Attivista sociale barcellonese di 41 anni, un figlio di 4 anni avuto con il compagno economista Adrià Alemany, una laurea in Filosofia, nel 2009 Ada Colau è stata tra i fondatori della Piattaforma dei colpiti dall'ipoteca (PAH) e ha dedicato il suo impegno di questi anni alla lotta contro gli sfratti, una delle piaghe profonde e drammatiche che hanno sconvolto la Spagna sprofondata nella crisi economica.
"La sindaco più ribelle, però anche la vicina più normale e prossima", l'ha definita il quotidiano El País, sottolineando come, nonostante la popolarità raggiunta in questi anni di lotte al fianco degli sfrattati e dei cittadini sommersi dai debiti con le banche, la futura prima cittadina di Barcellona non sia affatto diventata un personaggio e abbia mantenuto uno stile di vita e di azione politica di basso profilo, improntato su sobrietà e quotidianità.

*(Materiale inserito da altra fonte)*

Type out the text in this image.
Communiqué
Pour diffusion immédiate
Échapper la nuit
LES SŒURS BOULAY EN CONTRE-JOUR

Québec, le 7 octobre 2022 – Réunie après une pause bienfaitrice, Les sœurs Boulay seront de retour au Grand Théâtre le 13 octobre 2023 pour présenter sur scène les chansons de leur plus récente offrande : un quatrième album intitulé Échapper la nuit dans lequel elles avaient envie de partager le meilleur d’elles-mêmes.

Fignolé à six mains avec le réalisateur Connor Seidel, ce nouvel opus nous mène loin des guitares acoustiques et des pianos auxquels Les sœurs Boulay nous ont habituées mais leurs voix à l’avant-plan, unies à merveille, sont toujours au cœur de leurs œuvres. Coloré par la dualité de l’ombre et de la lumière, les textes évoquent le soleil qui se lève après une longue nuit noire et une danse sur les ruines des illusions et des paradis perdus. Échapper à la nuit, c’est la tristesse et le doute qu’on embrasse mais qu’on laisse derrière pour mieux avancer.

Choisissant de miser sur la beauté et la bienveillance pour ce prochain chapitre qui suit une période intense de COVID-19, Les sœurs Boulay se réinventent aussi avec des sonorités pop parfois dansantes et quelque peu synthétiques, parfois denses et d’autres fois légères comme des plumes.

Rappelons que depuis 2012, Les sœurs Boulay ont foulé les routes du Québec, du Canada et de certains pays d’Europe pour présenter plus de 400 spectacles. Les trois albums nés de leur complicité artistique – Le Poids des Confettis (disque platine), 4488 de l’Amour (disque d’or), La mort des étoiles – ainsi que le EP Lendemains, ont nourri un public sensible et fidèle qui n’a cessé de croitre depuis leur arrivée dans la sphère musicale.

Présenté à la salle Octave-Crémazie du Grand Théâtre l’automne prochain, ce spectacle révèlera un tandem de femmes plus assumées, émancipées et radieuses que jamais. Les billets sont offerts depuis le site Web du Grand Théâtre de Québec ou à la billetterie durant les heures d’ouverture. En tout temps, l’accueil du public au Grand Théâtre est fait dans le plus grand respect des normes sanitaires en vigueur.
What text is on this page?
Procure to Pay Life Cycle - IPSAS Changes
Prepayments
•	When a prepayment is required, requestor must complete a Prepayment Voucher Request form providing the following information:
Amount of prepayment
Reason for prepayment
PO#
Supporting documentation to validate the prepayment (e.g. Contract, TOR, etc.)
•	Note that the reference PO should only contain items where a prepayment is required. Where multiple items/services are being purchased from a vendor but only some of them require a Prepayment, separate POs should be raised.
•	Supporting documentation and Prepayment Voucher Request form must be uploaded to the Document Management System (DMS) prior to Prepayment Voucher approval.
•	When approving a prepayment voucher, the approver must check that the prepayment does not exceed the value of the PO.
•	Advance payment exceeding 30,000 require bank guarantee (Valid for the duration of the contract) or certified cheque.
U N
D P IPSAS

La Colau ha sbaragliato il sindaco uscente Xavier Trias, candidato dei nazionalisti catalani di Convergencia i unió (Ciu). Ma il distacco è breve: Barcelona en comù conquista infatti 11 seggi, ben lontani dalla maggioranza (21 seggi), Ciu incalza con 10 seggi. La Colau si troverà così a governare una città con quella che El País ha definito "la maggioranza più debole dal 1979". Dovrà dunque necessariamente scendere a patti con almeno altri due partiti, a partire dalla vicinissima Ciu.
A livello nazionale, l'avanzata dei grandi movimenti cittadini Podemos e Ciudadanos (il partito europeista nato otto anni fa a Barcellona, guidato dall'avvocato Albert Rivera) hanno messo in crisi il tradizionale bipartitismo spagnolo: i grandi partiti storici, il Partito popolare attualmente al Governo e il Partito socialista, hanno ricevuto una pesante batosta e sono usciti dalle urne fortemente ridimensionati. Il Pp resta il primo partito (con il 27%), ma la formazione del premier Mariano Rajoy perde oltre due milioni e mezzo di consensi. Tutta la Spagna registra uno spostamento verso sinistra, ma non quella dei socialisti di Pedro Sánchez, bensì quella rappresentata da Podemos.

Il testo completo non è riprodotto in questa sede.